As Liberty noted, when you deal with high-dimensional vectors, you don't have documents, or timestamps, or terms, or SQL:
"You don't have the regular constructs of a database, so you have to communicate your needs in a different way. When you look at two numbers, you can think about them as X and Y coordinates on a sheet of paper, or a dot corresponding to some location.
If you look at a thousand dimensional vector -- that's a list of a thousand numbers -- you can think about it as a dot in a thousand dimensional space. It might be hard to imagine, but mathematically, it's exactly the same thing. So you want to somehow try to retrieve that data point."
The way this works is, for example, by getting all the data points around a point of interest. For this operation, centering around a point with some specific radius can be used. Generalizing, Pinecone supports working with geometric constructs, such as getting everything inside a cone, or behind some hypercube, or using cosines, and so on.
Scaling-up in the cloud
As Liberty pointed out, those operations may sound mathematical and abstract, but it's the bread and butter of machine learning practitioners. Another point to note is what happens when data and models change, which is also a fact of life for machine learning.
The evolution of data is something Pinecone supports, as data is constantly incrementally updated and deleted. This was one of the hardest things to achieve, as Liberty noted. The vector index is updated and vectors are searchable within microseconds, as the claim is that hundreds of thousands of vectors a second are updated.
When models are retrained, the approach is a bit different. If a model that converts documents to vectors is retrained, the corpus or documents may not have changed, but the vector representation has. So there is a new index of vectors to work with. What Pinecone does is allow users to have both the old and the new index running in parallel to run A/B tests.
There is also the scenario, which Liberty referred to as a rare setting, in which the model is actually live: Incrementally training on live data and constantly deployed, where the freshest data and the freshest model are always used. This is something that poses an interesting research challenge, which Liberty said they will be tackling in the future.
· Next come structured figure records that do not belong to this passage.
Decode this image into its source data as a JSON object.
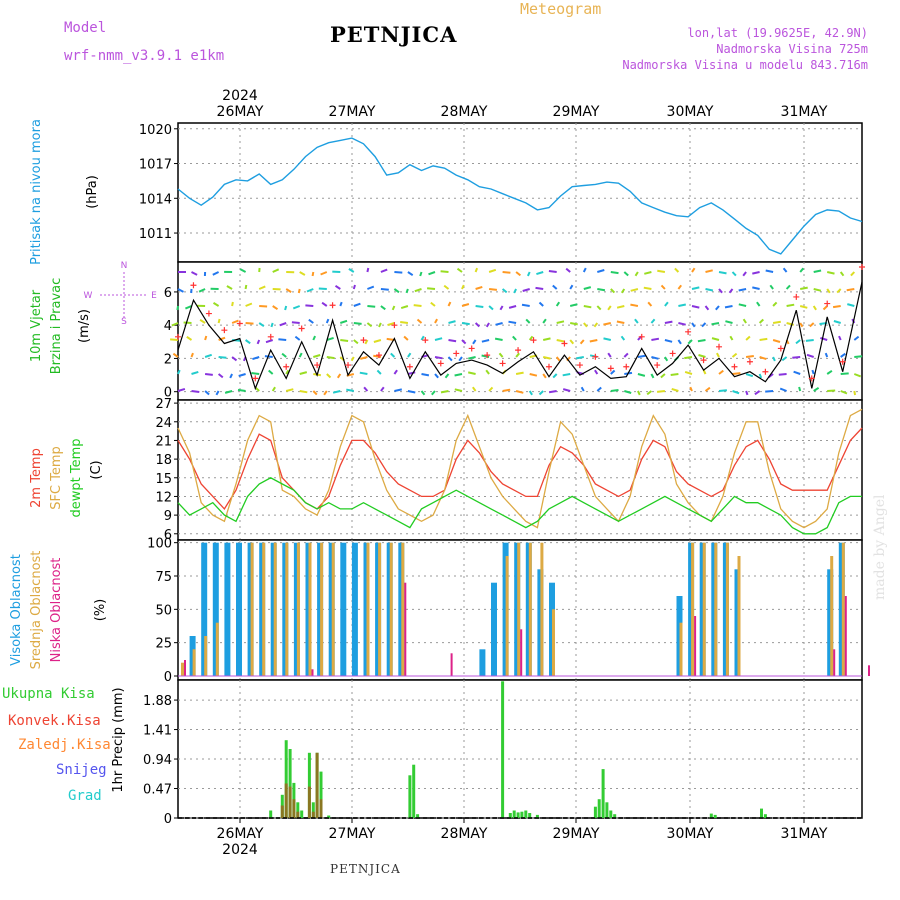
{
  "header": {
    "model_label": "Model",
    "model_name": "wrf-nmm_v3.9.1 e1km",
    "station": "PETNJICA",
    "meteogram_label": "Meteogram",
    "lonlat": "lon,lat (19.9625E, 42.9N)",
    "elevation": "Nadmorska Visina 725m",
    "model_elevation": "Nadmorska Visina u modelu 843.716m",
    "footer_station": "PETNJICA",
    "credit": "made by Angel"
  },
  "colors": {
    "pressure": "#1e9ee0",
    "temp2m": "#ee4433",
    "sfctemp": "#ddaa44",
    "dewpt": "#22cc22",
    "high_cloud": "#1e9ee0",
    "mid_cloud": "#ddaa44",
    "low_cloud": "#dd2288",
    "total_precip": "#33cc33",
    "conv_precip": "#ee4433",
    "frozen_precip": "#ff8833",
    "snow": "#5555ee",
    "graupel": "#22cccc",
    "wind_label": "#22bb22",
    "wind_dir": "#bb55dd",
    "speed_line": "#000000",
    "gust_marker": "#ff3333"
  },
  "chart_data": [
    {
      "type": "line",
      "name": "pressure",
      "ylabel": "Pritisak na nivou mora",
      "unit": "(hPa)",
      "x_ticks": [
        "26MAY",
        "27MAY",
        "28MAY",
        "29MAY",
        "30MAY",
        "31MAY"
      ],
      "top_year": "2024",
      "bottom_year": "2024",
      "yticks": [
        1011,
        1014,
        1017,
        1020
      ],
      "ylim": [
        1008.5,
        1020.5
      ],
      "x_hours": [
        0,
        3,
        6,
        9,
        12,
        15,
        18,
        21,
        24,
        27,
        30,
        33,
        36,
        39,
        42,
        45,
        48,
        51,
        54,
        57,
        60,
        63,
        66,
        69,
        72,
        75,
        78,
        81,
        84,
        87,
        90,
        93,
        96,
        99,
        102,
        105,
        108,
        111,
        114,
        117,
        120,
        123,
        126,
        129,
        132,
        135,
        138,
        141,
        144,
        147,
        150,
        153,
        156,
        159,
        162,
        165,
        168,
        171,
        174,
        177
      ],
      "values": [
        1014.8,
        1014.0,
        1013.4,
        1014.1,
        1015.2,
        1015.6,
        1015.5,
        1016.1,
        1015.2,
        1015.6,
        1016.5,
        1017.6,
        1018.4,
        1018.8,
        1019.0,
        1019.2,
        1018.7,
        1017.6,
        1016.0,
        1016.2,
        1016.9,
        1016.4,
        1016.8,
        1016.6,
        1016.0,
        1015.6,
        1015.0,
        1014.8,
        1014.4,
        1014.0,
        1013.6,
        1013.0,
        1013.2,
        1014.2,
        1015.0,
        1015.1,
        1015.2,
        1015.4,
        1015.3,
        1014.6,
        1013.6,
        1013.2,
        1012.8,
        1012.5,
        1012.4,
        1013.2,
        1013.6,
        1013.0,
        1012.2,
        1011.4,
        1010.8,
        1009.6,
        1009.2,
        1010.4,
        1011.6,
        1012.6,
        1013.0,
        1012.9,
        1012.3,
        1012.0
      ]
    },
    {
      "type": "line",
      "name": "wind",
      "ylabel": "10m Vjetar",
      "ylabel2": "Brzina i Pravac",
      "unit": "(m/s)",
      "dir_legend": [
        "N",
        "W",
        "E",
        "S"
      ],
      "yticks": [
        0,
        2,
        4,
        6
      ],
      "ylim": [
        -0.5,
        7.8
      ],
      "x_hours": [
        0,
        4,
        8,
        12,
        16,
        20,
        24,
        28,
        32,
        36,
        40,
        44,
        48,
        52,
        56,
        60,
        64,
        68,
        72,
        76,
        80,
        84,
        88,
        92,
        96,
        100,
        104,
        108,
        112,
        116,
        120,
        124,
        128,
        132,
        136,
        140,
        144,
        148,
        152,
        156,
        160,
        164,
        168,
        172,
        177
      ],
      "speed": [
        2.5,
        5.5,
        4.0,
        2.9,
        3.2,
        0.2,
        2.5,
        0.8,
        3.0,
        1.0,
        4.3,
        1.0,
        2.4,
        1.6,
        3.2,
        0.8,
        2.4,
        1.0,
        1.7,
        1.9,
        1.6,
        1.1,
        1.8,
        2.4,
        0.9,
        2.2,
        1.0,
        1.5,
        0.8,
        0.9,
        2.6,
        1.0,
        1.7,
        2.8,
        1.3,
        2.0,
        0.9,
        1.2,
        0.6,
        1.9,
        4.9,
        0.2,
        4.5,
        1.2,
        6.6
      ],
      "gust": [
        3.3,
        6.4,
        4.7,
        3.7,
        4.1,
        0.8,
        3.3,
        1.5,
        3.8,
        1.6,
        5.2,
        1.6,
        3.1,
        2.2,
        4.0,
        1.5,
        3.1,
        1.7,
        2.3,
        2.6,
        2.2,
        1.7,
        2.5,
        3.1,
        1.5,
        2.9,
        1.6,
        2.1,
        1.4,
        1.5,
        3.3,
        1.6,
        2.3,
        3.6,
        1.9,
        2.7,
        1.5,
        1.8,
        1.2,
        2.6,
        5.7,
        0.8,
        5.3,
        1.8,
        7.5
      ]
    },
    {
      "type": "line",
      "name": "temperature",
      "ylabel": "2m Temp",
      "ylabel2": "SFC Temp",
      "ylabel3": "dewpt Temp",
      "unit": "(C)",
      "yticks": [
        6,
        9,
        12,
        15,
        18,
        21,
        24,
        27
      ],
      "ylim": [
        5,
        27.5
      ],
      "x_hours": [
        0,
        3,
        6,
        9,
        12,
        15,
        18,
        21,
        24,
        27,
        30,
        33,
        36,
        39,
        42,
        45,
        48,
        51,
        54,
        57,
        60,
        63,
        66,
        69,
        72,
        75,
        78,
        81,
        84,
        87,
        90,
        93,
        96,
        99,
        102,
        105,
        108,
        111,
        114,
        117,
        120,
        123,
        126,
        129,
        132,
        135,
        138,
        141,
        144,
        147,
        150,
        153,
        156,
        159,
        162,
        165,
        168,
        171,
        174,
        177
      ],
      "series": [
        {
          "name": "2m Temp",
          "values": [
            21,
            18,
            14,
            12,
            10,
            13,
            18,
            22,
            21,
            15,
            13,
            11,
            10,
            12,
            17,
            21,
            21,
            19,
            16,
            14,
            13,
            12,
            12,
            13,
            18,
            21,
            19,
            16,
            14,
            13,
            12,
            12,
            17,
            20,
            19,
            17,
            14,
            13,
            12,
            13,
            18,
            21,
            20,
            16,
            14,
            13,
            12,
            13,
            17,
            20,
            21,
            18,
            14,
            13,
            13,
            13,
            13,
            17,
            21,
            23
          ]
        },
        {
          "name": "SFC Temp",
          "values": [
            23,
            19,
            11,
            9,
            8,
            14,
            21,
            25,
            24,
            13,
            12,
            10,
            9,
            13,
            20,
            25,
            24,
            18,
            13,
            10,
            9,
            8,
            9,
            13,
            21,
            25,
            20,
            15,
            12,
            10,
            8,
            7,
            16,
            24,
            22,
            17,
            12,
            10,
            8,
            12,
            20,
            25,
            22,
            14,
            11,
            9,
            8,
            12,
            19,
            24,
            24,
            16,
            10,
            8,
            7,
            8,
            10,
            19,
            25,
            26
          ]
        },
        {
          "name": "dewpt Temp",
          "values": [
            11,
            9,
            10,
            11,
            9,
            8,
            12,
            14,
            15,
            14,
            13,
            11,
            10,
            11,
            10,
            10,
            11,
            10,
            9,
            8,
            7,
            10,
            11,
            12,
            13,
            12,
            11,
            10,
            9,
            8,
            7,
            8,
            10,
            11,
            12,
            11,
            10,
            9,
            8,
            9,
            10,
            11,
            12,
            11,
            10,
            9,
            8,
            10,
            12,
            11,
            11,
            10,
            9,
            7,
            6,
            6,
            7,
            11,
            12,
            12
          ]
        }
      ]
    },
    {
      "type": "bar",
      "name": "clouds",
      "ylabel": "Visoka Oblacnost",
      "ylabel2": "Srednja Oblacnost",
      "ylabel3": "Niska Oblacnost",
      "unit": "(%)",
      "yticks": [
        0,
        25,
        50,
        75,
        100
      ],
      "ylim": [
        -3,
        102
      ],
      "x_hours": [
        0,
        3,
        6,
        9,
        12,
        15,
        18,
        21,
        24,
        27,
        30,
        33,
        36,
        39,
        42,
        45,
        48,
        51,
        54,
        57,
        60,
        63,
        66,
        69,
        72,
        75,
        78,
        81,
        84,
        87,
        90,
        93,
        96,
        99,
        102,
        105,
        108,
        111,
        114,
        117,
        120,
        123,
        126,
        129,
        132,
        135,
        138,
        141,
        144,
        147,
        150,
        153,
        156,
        159,
        162,
        165,
        168,
        171,
        174,
        177
      ],
      "series": [
        {
          "name": "Visoka Oblacnost",
          "values": [
            0,
            30,
            100,
            100,
            100,
            100,
            100,
            100,
            100,
            100,
            100,
            100,
            100,
            100,
            100,
            100,
            100,
            100,
            100,
            100,
            0,
            0,
            0,
            0,
            0,
            0,
            20,
            70,
            100,
            100,
            100,
            80,
            70,
            0,
            0,
            0,
            0,
            0,
            0,
            0,
            0,
            0,
            0,
            60,
            100,
            100,
            100,
            100,
            80,
            0,
            0,
            0,
            0,
            0,
            0,
            0,
            80,
            100,
            0,
            0
          ]
        },
        {
          "name": "Srednja Oblacnost",
          "values": [
            10,
            20,
            30,
            40,
            0,
            0,
            100,
            100,
            100,
            100,
            100,
            100,
            100,
            100,
            0,
            0,
            100,
            100,
            100,
            100,
            0,
            0,
            0,
            0,
            0,
            0,
            0,
            0,
            90,
            100,
            100,
            100,
            50,
            0,
            0,
            0,
            0,
            0,
            0,
            0,
            0,
            0,
            0,
            40,
            100,
            100,
            100,
            100,
            90,
            0,
            0,
            0,
            0,
            0,
            0,
            0,
            90,
            100,
            0,
            0
          ]
        },
        {
          "name": "Niska Oblacnost",
          "values": [
            12,
            0,
            0,
            0,
            0,
            0,
            0,
            0,
            0,
            0,
            0,
            5,
            0,
            0,
            0,
            0,
            0,
            0,
            0,
            70,
            0,
            0,
            0,
            17,
            0,
            0,
            0,
            0,
            0,
            35,
            0,
            0,
            0,
            0,
            0,
            0,
            0,
            0,
            0,
            0,
            0,
            0,
            0,
            0,
            45,
            0,
            0,
            0,
            0,
            0,
            0,
            0,
            0,
            0,
            0,
            0,
            20,
            60,
            0,
            8
          ]
        }
      ]
    },
    {
      "type": "bar",
      "name": "precipitation",
      "ylabel": "1hr Precip",
      "unit": "(mm)",
      "legend": [
        "Ukupna Kisa",
        "Konvek.Kisa",
        "Zaledj.Kisa",
        "Snijeg",
        "Grad"
      ],
      "yticks": [
        0,
        0.47,
        0.94,
        1.41,
        1.88
      ],
      "ylim": [
        0,
        2.2
      ],
      "x_hours": [
        24,
        27,
        28,
        29,
        30,
        31,
        32,
        34,
        35,
        36,
        37,
        39,
        60,
        61,
        62,
        84,
        86,
        87,
        88,
        89,
        90,
        91,
        93,
        108,
        109,
        110,
        111,
        112,
        113,
        138,
        139,
        151,
        152
      ],
      "series": [
        {
          "name": "Ukupna Kisa",
          "values": [
            0.12,
            0.37,
            1.24,
            1.1,
            0.56,
            0.25,
            0.12,
            1.04,
            0.25,
            1.04,
            0.74,
            0.04,
            0.68,
            0.85,
            0.06,
            2.18,
            0.08,
            0.12,
            0.09,
            0.1,
            0.12,
            0.08,
            0.05,
            0.18,
            0.3,
            0.78,
            0.25,
            0.12,
            0.06,
            0.07,
            0.05,
            0.15,
            0.06
          ]
        },
        {
          "name": "Konvek.Kisa",
          "values": [
            0.0,
            0.2,
            0.55,
            0.5,
            0.3,
            0.1,
            0.0,
            0.5,
            0.1,
            1.04,
            0.3,
            0.0,
            0.0,
            0.0,
            0.0,
            0.0,
            0.0,
            0.0,
            0.0,
            0.0,
            0.0,
            0.0,
            0.0,
            0.0,
            0.0,
            0.0,
            0.0,
            0.0,
            0.0,
            0.0,
            0.0,
            0.0,
            0.0
          ]
        }
      ]
    }
  ]
}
What is definitely an everyday challenge, however, is dealing with customer requests for deployment options. Pinecone only runs in the cloud, and Liberty cited being fully elastic, auto-scaling, and fully managed as primary drivers for Pinecone's cloud-only approach. He went on to add that cost-cutting on users' behalf is only possible in the cloud:
"When we control everything, we can actually spin down resources, we can improve our operations and we can monitor and fix stuff. If we run on premise, we just can't offer that kind of service. Businesses want to build a better recommendation engine for their shopping site or a text search engine for their documents. They're not in the business of maintaining distributed systems and infrastructure in the cloud, they just want that service."
Pinecone will be using the funding to grow its team in all three locations it's based in -- Israel, New York, and San Francisco. Liberty mentioned that Pinecone is very lean on its go-to market strategy, as the platform enables users to self-onboard, so Pinecone will be doubling down on its research and engineering efforts.
"Pinecones contain the seeds to grow entire evergreen forests, protected by a beautiful geometric object that anyone can hold and appreciate. We thought it was the perfect name for a company that opens up a world of uses of AI/ML for businesses, whose products pack all the complex parts inside accessible and beautiful packages", said Liberty.